The Problem with Subsets

Let’s say you start implementing a language/VM for n platforms. At some point you’ll make a decision whether or not you’ll be able to support 100% of the language’s specification or standard library.

Imagine you’re implementing Java. There will be lots of tough choices to make. Let’s assume you start emitting JavaScript code. All of a sudden you encounter sun.misc.Unsafe which allows developers to perform unsafe memory operations; or what about class loaders where bytecode instrumentation may happen at runtime? You’re faced with the decision whether or not you can keep up being fully spec compliant while still emitting JavaScript source code. Let’s say an arbitrary class has a 99.9% chance of being compatible with your implementation when accepting certain missing features. This number looks reasonable and you drop functionality like Unsafe.copyMemory — its undocumented anyways and nobody should use it, right?!
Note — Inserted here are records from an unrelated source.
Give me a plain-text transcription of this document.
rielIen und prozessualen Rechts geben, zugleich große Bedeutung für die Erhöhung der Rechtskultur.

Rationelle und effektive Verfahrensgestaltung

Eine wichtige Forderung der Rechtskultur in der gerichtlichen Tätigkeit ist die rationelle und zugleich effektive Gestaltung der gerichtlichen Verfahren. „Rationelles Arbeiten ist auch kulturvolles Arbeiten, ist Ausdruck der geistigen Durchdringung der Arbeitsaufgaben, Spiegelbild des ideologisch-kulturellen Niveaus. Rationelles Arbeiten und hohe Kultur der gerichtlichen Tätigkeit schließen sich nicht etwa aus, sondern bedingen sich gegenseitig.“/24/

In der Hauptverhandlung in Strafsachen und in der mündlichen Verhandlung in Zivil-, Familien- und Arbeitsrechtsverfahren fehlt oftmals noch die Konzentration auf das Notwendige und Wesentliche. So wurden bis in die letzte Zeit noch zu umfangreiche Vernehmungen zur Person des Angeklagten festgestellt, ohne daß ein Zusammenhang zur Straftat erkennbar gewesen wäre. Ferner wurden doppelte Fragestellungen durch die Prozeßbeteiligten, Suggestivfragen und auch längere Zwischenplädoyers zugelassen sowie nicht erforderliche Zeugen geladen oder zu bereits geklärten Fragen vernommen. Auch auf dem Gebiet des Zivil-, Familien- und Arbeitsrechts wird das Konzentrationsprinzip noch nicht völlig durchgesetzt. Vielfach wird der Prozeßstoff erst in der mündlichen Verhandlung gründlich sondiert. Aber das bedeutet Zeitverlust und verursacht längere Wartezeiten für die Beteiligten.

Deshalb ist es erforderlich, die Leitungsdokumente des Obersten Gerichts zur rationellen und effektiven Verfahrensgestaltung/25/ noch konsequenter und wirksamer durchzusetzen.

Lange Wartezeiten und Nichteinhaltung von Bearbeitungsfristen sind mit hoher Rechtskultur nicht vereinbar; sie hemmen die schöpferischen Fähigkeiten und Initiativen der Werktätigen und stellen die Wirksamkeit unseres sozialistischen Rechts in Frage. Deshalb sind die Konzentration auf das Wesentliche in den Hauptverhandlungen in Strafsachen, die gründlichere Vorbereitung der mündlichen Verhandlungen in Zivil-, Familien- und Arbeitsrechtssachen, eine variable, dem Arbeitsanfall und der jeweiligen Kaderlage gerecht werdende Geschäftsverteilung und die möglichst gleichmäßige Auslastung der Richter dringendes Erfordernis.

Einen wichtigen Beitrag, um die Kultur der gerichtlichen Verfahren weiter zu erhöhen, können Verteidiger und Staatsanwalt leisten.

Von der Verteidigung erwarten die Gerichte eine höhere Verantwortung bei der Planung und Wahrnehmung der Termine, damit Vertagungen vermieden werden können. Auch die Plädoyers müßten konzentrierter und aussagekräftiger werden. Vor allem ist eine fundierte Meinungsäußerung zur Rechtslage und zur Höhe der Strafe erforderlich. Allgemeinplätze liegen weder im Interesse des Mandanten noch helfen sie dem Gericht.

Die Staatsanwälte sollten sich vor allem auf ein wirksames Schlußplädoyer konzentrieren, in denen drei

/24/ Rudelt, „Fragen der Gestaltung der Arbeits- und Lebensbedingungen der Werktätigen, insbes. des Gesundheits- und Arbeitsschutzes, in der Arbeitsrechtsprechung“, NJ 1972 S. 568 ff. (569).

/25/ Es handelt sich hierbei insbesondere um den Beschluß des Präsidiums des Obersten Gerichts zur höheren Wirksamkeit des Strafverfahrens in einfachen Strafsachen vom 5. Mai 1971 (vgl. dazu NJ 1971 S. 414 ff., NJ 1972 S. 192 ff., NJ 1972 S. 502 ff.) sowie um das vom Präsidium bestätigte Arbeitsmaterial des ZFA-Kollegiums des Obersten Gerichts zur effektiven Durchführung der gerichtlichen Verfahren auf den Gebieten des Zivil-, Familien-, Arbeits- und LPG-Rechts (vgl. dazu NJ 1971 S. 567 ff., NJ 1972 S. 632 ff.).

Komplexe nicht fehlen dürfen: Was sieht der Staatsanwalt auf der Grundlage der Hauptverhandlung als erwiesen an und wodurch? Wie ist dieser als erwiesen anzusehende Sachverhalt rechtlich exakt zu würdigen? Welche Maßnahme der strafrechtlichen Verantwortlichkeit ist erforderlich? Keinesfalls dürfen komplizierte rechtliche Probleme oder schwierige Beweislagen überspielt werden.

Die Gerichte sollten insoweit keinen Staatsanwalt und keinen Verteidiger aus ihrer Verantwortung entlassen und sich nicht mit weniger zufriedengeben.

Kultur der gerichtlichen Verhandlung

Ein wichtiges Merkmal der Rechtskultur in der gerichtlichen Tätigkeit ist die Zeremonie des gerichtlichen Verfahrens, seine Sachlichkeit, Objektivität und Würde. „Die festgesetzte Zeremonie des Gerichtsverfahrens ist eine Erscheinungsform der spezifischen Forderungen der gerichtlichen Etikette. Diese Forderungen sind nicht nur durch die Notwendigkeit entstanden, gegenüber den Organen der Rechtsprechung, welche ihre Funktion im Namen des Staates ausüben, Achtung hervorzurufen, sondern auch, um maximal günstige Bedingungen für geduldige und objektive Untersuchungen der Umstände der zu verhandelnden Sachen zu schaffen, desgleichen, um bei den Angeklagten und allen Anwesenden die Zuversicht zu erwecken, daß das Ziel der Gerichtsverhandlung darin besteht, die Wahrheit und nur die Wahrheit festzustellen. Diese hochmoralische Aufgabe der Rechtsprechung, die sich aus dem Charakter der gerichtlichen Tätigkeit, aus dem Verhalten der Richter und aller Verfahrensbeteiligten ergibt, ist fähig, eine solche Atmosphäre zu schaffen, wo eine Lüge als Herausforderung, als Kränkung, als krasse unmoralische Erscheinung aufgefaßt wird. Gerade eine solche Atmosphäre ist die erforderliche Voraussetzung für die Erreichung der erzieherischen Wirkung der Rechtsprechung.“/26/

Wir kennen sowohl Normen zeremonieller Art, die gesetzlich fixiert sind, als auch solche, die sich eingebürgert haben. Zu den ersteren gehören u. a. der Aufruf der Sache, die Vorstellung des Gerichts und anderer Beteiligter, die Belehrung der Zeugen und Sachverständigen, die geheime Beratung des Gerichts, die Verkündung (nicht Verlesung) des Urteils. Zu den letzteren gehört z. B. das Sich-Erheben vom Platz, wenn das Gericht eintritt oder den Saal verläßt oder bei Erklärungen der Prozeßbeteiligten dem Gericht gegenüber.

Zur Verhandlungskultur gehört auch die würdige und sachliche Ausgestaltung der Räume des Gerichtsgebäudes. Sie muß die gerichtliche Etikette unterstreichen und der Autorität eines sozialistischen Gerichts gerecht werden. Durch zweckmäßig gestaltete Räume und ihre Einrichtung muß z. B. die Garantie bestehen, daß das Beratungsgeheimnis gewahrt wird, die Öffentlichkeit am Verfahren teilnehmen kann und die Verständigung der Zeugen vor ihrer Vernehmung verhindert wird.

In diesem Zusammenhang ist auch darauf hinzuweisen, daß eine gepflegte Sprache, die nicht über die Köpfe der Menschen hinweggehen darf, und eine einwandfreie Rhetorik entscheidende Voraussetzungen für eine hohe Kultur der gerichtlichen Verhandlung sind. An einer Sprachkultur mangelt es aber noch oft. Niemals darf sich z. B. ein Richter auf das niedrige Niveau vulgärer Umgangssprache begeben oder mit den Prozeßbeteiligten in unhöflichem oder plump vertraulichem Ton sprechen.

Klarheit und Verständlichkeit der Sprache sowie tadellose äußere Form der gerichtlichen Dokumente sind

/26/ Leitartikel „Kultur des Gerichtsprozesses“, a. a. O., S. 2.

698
\[ 99.9\%^{100} = 90.5\% \]

Now if you have about a 100 classes the probability of an arbitrary application running in your implementation will drop quickly to 90%. 100 classes is a ridiculously low number for any Java application since we have to count transitive dependencies and the rest of the java.{lang, util, io, …}.* behemoth as well.

The post cover shows \(f(x) = 99.9\%^x\).

You’ll obviously start to implement your java.lang.* classes so that everything works and looks nice and shiny. But inevitably your users will start linking arbitrary JAR files that bring thousands of classes to the table. In fact, your 99.9% number starts to look really bad the more classes we add. In fact we can be pretty sure that not a single application will run out of the box given this implementation. Good job!

I made this mistake myself. It’s very real.